Gabriela Farnell / Basic
She was born in Lanus, Buenos Aires, on September 5,
1967. Self-taught artist. She has exhibited her work since 1992, receiving more
than twenty awards both in Argentina and in Mexico, Uruguay and Spain. Recent
exhibitions: Ovalo Galeria, Mexico - Synergic - International exhibition
curated by ArtNumber 23 London UK (2019) and Anima Mundi Festival, Venice,
Italy, (2019)
Exclusive interview for Ophelia No. 8.
Production and texts by María Laura Blaqué.
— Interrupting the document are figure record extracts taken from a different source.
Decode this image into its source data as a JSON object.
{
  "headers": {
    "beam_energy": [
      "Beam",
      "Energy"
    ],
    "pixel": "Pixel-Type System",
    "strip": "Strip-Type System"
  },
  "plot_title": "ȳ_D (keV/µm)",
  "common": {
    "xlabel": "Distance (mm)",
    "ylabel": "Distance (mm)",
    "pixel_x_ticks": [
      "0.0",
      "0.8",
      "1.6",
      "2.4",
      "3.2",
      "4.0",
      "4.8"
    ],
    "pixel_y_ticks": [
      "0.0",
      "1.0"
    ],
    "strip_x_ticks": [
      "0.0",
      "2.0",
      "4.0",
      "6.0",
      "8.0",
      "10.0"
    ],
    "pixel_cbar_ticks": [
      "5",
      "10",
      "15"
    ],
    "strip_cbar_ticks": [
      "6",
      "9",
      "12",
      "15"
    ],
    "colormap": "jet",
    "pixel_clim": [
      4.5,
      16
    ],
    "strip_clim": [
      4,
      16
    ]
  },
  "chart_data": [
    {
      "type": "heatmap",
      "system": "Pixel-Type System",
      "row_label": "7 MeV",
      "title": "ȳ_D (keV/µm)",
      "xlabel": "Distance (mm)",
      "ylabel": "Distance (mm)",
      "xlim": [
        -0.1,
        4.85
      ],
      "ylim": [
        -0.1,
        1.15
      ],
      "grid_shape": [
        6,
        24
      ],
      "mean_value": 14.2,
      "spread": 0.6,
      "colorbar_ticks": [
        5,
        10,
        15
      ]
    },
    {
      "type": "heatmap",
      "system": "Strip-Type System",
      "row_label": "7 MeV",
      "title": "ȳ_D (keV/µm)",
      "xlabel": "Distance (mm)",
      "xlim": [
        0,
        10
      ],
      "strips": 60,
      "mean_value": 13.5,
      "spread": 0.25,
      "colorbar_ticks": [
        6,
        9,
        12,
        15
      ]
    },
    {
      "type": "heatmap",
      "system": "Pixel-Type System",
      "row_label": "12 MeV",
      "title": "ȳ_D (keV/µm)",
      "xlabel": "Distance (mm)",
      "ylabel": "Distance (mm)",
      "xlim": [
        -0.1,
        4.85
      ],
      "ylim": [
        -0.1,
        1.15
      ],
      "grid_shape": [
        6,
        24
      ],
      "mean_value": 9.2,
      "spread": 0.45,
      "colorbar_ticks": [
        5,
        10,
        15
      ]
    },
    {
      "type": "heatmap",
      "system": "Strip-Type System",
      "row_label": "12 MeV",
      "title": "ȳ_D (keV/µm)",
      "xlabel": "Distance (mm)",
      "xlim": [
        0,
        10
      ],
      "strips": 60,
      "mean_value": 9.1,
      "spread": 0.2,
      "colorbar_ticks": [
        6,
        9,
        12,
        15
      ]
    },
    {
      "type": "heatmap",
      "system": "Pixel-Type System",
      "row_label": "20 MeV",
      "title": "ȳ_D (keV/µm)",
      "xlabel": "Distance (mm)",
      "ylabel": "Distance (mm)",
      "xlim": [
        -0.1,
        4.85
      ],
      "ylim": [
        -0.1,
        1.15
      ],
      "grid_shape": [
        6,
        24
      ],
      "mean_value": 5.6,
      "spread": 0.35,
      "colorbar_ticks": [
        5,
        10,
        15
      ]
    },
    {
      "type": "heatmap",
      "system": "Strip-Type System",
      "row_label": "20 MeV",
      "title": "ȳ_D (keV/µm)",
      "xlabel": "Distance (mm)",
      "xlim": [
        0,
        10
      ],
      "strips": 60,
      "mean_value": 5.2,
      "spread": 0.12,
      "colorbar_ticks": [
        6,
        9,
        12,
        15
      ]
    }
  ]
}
Gisela Sanhueza's criticism
From Chillán, Chile / gsanhueza@revistaophelia.com
Cartographies
The female surface is conjugated as an element
integrated into the topographic landscape where one cannot be without the
other. For Gabriela Farnell that is precisely what her works evoke, the
integrative capacity of these works creates intersecting dialogues in all
cardinal points. They are mental and virtual landscapes, but also physical,
observable and credible. The art of mapping the sense of reality of an artistic
work is one of the aspects of analysis that interests many theorists in the art
world today. In this genesis of the author, at the moment of creation, when he
stamps the figurative and identifiable elements on a one-dimensional surface
that we call canvas, communicative vectors begin to be produced within the
work. That mapping can be as powerful as the page of a novel or poem. The
feminine is already its own representative map in the painting, the sinuosity
of the corporeal surface is a constant georeferencing; there are valleys,
furrows, hills and volcanoes: all elements recognizable on earth by the human
psyche, and then transferred from there to a map, we believe that it has the
luck of a vision that can anticipate digital, which is very interesting to
observe. Gabriela Farnell makes sweeps over the plane of a painting like a
large satellite eye, she advances capturing realities, they are photographic
shots made of brush strokes. Her technique always diversifies the observation
points and shows infinite possibilities in pictorial work, which are well worth
admiring and treasuring. The plastic definition of a work, part precisely of
that ductility and permeability of integrative combinations, Farnell has
created this path with striking fire.